J. Jasper Wilkins Jr., the pastor at Wake Chapel Church in Raleigh, was on his way to visit a sick church member in 2014 when he started thinking about the challenges children in America face, especially in their own homes.
During ministry work, Wilkins had seen the effects of broken homes, and he wanted to reach out to youth.
“Children are dealing with real issues,” Wilkins said. “We want them to know that they’re not alone. You don’t feel like an oddball. There are plenty of other people dealing with the same sort of things.”
Wilkins’ thoughts became the inspiration for “There’s My Angel,” a film affiliated with Wake Chapel Church. It will premier Saturday, July 30, at the Carolina Theatre in Durham.
In the film, 12-year-old Bobby Romo is deserted by his mother, who is abused by her boyfriend and has other personal problems. His mother’s best friend, Helen Bates, steps in to help, and the two quickly develop a bond.
But Bates and her family are not exempt from life’s struggles, and Bobby’s emotional roller coaster does not seem to slow down.
The film portrays characters struggling with abuse, abandonment, drug addiction and poverty. Why delve into subject matter that makes some people squirm?
“That’s real life,” said Wilkins, who also owns Wake Media Films and served as executive producer for “There’s My Angel.” “We want the audience to be able to relate to (the film) and see themselves in it. I don’t think that could happen if we Hollywood-ized or Christian-ized it up.”
Wilkins and Willie Hodges, a Wake Chapel Church member who directed the film, issued a casting call to the congregation, brought in acting coaches and hired professional actors for the main roles.
Caroletta Daniels, an actress in the film, decided to audition because she was immediately drawn to the plot.
“(The story) will allow the audience to have hope and to heal,” she said. “Also, it will make them think, ‘Hey, maybe this is one way I can help someone else.’ ”

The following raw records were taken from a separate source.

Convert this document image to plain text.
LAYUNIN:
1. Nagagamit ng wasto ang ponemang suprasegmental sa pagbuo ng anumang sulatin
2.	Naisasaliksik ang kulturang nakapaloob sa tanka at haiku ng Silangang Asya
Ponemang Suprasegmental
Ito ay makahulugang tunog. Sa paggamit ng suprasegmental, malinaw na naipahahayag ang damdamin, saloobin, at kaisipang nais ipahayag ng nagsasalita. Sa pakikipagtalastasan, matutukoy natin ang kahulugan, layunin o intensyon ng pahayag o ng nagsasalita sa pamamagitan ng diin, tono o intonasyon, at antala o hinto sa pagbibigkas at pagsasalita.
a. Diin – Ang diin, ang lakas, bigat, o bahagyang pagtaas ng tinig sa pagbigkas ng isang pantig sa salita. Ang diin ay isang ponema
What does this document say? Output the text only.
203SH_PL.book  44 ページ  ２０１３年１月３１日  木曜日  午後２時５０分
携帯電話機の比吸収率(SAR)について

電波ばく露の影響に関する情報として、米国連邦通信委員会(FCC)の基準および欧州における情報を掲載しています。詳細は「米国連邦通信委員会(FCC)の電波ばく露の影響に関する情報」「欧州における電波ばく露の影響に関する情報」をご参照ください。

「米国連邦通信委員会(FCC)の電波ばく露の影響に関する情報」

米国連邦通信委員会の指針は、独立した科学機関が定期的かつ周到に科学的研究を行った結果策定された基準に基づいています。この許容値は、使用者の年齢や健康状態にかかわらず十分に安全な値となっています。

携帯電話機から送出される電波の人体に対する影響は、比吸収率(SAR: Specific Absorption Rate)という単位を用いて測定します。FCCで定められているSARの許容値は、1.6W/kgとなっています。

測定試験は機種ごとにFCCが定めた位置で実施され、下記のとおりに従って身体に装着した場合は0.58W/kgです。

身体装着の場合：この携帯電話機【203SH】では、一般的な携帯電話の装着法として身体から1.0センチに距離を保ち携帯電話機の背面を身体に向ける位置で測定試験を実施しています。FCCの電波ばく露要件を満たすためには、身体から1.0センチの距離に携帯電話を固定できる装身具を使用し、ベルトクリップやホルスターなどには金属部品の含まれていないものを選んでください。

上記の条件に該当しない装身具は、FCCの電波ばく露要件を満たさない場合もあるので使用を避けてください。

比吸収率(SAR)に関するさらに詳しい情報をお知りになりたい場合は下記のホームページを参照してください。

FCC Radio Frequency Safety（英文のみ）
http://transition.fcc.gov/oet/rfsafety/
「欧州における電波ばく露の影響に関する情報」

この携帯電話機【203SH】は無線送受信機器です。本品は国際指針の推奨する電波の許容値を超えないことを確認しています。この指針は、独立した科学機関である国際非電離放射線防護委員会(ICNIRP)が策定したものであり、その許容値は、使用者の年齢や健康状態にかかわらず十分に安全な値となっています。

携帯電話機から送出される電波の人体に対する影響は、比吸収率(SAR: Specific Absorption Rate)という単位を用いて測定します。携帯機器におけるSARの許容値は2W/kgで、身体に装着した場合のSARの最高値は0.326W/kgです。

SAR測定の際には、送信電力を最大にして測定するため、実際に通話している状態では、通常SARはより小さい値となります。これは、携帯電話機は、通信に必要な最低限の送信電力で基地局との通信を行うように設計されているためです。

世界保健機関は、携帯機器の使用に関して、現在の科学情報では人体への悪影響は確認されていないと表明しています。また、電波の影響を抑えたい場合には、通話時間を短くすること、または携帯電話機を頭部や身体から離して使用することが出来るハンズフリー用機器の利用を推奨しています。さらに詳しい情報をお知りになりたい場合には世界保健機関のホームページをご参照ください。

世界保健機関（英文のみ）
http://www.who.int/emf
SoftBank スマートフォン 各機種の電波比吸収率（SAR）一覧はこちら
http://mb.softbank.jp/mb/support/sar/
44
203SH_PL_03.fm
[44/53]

When viewers exit the theater, Wilkins and Hodges hope they walk away encouraged to never give up, because redemption is possible, no matter life’s circumstances.
“You have to help people where they are, not where you want them to be,” Wilkins said. “It’s the good, the bad and the ugly. Never, ever give up.”
The film premieres at 9 p.m. Saturday, July 30, at the Carolina Theatre in Durham. Tickets are $9 each and are available through Ticketmaster.